3849 irreguläre Messungen

Wartungsfrist verpasst: 1521 Mal blitzte die Radaranlage in Wellendorf während der strittigen sieben Wochen, 2328 Mal das Gerät am Breidenbeck an der JVA Uelzen.

Uelzen/Landkreis - Von Thomas Mitzlaff. Wartungspanne bei Uelzens Radargeräten: Genau 3849 Tempomessungen durch den Landkreis sind womöglich irregulär, weil die entsprechenden Anlagen rund sieben Wochen zu spät überprüft worden sind. 39 Einsprüche landeten bislang auf dem Tisch des Uelzener Amtsgerichtes, in allen Fällen lehnte der Richter eine Verurteilung ab und schickte die Akten zur erneuten Bearbeitung an die Behörde.

Betroffen sind die beiden stationären Radaranlagen an der Bundesstraße 71 in der Ortschaft Wellendorf sowie am Breidenbeck in Uelzen im Zuge der Bundesstraße 4. Die beiden Anlagen hätten eigentlich bis zum 17. September 2009 gewartet werden müssen, die Fachleute der Aufstellerfirma und des Eichamtes überprüften die Blitzer aber erst am 9. November 2009. „Es gab Terminschwierigkeiten beim Eichamt“, sagt Kreissprecher Martin Theine.

Genau 3849 Kraftfahrer rasten in den betroffenen sieben Wochen in die beiden Radarfallen, einige Dutzend legten Einspruch gegen die Bußgeldbescheide ein – mit Erfolg: „Nach Auffassung des Gerichtes handelte es sich um keine ordnungsgemäßen Messungen, weil der Wartungszeitraum von sechs Monaten überschritten und die Eichung somit erloschen war“, sagt Gerichtssprecherin Fatima Natho.

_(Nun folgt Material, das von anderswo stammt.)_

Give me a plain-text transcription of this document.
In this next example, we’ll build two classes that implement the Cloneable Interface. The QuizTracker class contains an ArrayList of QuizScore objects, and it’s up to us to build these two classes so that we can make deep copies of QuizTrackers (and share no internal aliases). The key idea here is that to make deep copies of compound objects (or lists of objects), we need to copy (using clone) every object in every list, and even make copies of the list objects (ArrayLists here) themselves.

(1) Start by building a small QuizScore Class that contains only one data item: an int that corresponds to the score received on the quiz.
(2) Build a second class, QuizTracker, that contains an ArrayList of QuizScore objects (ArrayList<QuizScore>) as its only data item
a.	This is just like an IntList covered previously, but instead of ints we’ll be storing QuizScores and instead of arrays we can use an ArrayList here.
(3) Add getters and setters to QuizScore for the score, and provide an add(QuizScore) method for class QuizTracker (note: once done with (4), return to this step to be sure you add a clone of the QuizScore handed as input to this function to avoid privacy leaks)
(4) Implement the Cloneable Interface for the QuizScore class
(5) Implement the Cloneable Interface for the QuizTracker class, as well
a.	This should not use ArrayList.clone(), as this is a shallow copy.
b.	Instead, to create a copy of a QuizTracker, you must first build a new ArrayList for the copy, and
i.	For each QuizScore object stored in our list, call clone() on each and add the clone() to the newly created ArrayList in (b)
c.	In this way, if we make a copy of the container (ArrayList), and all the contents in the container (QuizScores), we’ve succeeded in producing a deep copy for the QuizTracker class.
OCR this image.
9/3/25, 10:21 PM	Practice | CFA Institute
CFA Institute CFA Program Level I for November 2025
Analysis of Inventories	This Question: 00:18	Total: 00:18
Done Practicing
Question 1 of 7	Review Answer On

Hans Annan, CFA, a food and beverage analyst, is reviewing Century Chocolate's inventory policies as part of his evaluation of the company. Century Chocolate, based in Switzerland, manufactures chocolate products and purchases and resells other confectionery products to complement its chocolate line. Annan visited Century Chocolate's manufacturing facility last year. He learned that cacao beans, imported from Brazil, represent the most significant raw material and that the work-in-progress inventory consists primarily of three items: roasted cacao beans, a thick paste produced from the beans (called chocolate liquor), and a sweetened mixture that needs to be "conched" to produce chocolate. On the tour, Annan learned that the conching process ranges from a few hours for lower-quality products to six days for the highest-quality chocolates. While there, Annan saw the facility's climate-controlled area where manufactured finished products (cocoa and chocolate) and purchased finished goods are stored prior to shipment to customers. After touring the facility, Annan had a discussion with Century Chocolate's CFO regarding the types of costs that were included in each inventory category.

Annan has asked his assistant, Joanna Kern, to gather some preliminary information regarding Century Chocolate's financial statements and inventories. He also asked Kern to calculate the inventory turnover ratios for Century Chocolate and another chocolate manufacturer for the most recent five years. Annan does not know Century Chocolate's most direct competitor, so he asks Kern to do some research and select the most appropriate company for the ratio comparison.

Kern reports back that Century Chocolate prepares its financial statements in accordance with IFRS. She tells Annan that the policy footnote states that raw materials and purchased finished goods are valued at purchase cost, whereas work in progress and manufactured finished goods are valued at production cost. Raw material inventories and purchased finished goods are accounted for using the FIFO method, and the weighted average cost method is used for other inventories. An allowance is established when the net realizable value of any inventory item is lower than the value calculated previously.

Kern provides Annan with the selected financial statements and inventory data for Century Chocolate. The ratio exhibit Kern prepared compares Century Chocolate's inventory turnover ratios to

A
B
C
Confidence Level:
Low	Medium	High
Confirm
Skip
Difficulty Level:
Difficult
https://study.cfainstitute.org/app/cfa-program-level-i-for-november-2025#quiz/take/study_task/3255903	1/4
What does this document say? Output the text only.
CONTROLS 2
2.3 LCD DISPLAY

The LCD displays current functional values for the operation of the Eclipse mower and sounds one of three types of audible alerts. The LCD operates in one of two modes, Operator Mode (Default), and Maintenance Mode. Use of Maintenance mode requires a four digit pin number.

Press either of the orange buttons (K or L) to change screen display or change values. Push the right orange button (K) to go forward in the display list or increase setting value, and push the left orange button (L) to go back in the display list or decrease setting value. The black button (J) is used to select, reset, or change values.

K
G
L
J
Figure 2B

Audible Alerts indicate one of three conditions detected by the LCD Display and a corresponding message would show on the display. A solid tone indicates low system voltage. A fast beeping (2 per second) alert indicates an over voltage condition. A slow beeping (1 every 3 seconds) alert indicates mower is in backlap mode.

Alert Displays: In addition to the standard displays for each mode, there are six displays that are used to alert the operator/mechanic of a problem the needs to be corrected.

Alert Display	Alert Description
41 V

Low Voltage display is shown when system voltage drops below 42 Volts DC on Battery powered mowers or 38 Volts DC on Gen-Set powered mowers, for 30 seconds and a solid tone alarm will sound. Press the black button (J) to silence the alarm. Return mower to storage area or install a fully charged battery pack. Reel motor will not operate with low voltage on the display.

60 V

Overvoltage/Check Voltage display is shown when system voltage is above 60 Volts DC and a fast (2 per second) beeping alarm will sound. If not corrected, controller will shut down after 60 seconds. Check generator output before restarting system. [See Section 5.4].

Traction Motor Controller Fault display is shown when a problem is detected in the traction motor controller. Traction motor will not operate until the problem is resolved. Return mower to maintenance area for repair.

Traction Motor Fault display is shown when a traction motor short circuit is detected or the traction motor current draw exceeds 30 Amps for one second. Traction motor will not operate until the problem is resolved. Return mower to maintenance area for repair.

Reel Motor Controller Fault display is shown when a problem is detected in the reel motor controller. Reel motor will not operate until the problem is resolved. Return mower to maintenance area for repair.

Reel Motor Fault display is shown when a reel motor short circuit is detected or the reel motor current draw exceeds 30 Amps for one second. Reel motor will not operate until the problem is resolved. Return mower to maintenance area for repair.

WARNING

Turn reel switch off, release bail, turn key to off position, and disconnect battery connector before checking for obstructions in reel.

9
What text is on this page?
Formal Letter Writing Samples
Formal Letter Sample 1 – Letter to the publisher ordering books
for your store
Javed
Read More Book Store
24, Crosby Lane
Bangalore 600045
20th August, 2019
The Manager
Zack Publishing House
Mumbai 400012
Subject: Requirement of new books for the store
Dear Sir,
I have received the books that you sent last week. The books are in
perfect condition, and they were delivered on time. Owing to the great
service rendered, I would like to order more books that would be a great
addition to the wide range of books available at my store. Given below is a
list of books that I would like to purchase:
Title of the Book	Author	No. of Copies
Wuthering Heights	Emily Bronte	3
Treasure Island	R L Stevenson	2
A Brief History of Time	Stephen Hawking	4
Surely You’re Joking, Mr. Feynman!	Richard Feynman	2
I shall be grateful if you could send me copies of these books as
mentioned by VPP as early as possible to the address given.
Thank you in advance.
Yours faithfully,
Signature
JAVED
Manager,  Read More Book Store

Der Landkreis sieht das anders: „Nach unserer Ansicht sind die Messergebnisse gerichtsverwertbar“, sagt Martin Theine. Doch dem Kreis wird jetzt wohl nichts anderes übrig bleiben, als die Verfahren einzustellen. Obwohl die betroffenen Anlagen in Ordnung sind, daran gebe es keinen Zweifel, so Theine: „Die Verschiebung der Wartung hat keinen Einfluss auf die Messergebnisse gehabt.“ Man müsse unterscheiden zwischen Wartung und Eichung, erläutert der Kreissprecher. Gewartet werden müssen die Geräte einmal im Jahr, dazwischen sei nach sechs Monaten zusätzlich eine Wartung fällig. „Die haben wir nachgeholt und sie haben gezeigt, dass die Messanlagen einwandfrei funktionieren.“

Bestätigt sieht sich der Landkreis durch die Physikalisch-technische Bundesanstalt in Braunschweig, die darauf verweist, dass man auf korrekte Messwerte auch innerhalb der betroffenen sechs Wochen schließen könne, wenn anschließend bei der verspäteten Wartung „keinerlei unzulässige Abweiochung von den Sollwerten festgestellt wurde“.

Das Problem für den Landkreis: Er ist in der Beweispflicht, müsste also für jeden der bisherigen 39 Einsprüche einen Sachverständigen beauftragen, der für jeden Einzelfall belegt, dass die Messung trotz überschrittener Wartungsfrist korrekt war. „Das kostet pro Fall etwa 500 Euro“, weiß der Kreissprecher, 19 500 Euro kämen so zusammen, weit mehr als die 4500 Euro Einnahmen durch das Bußgeld in den 39 Fällen.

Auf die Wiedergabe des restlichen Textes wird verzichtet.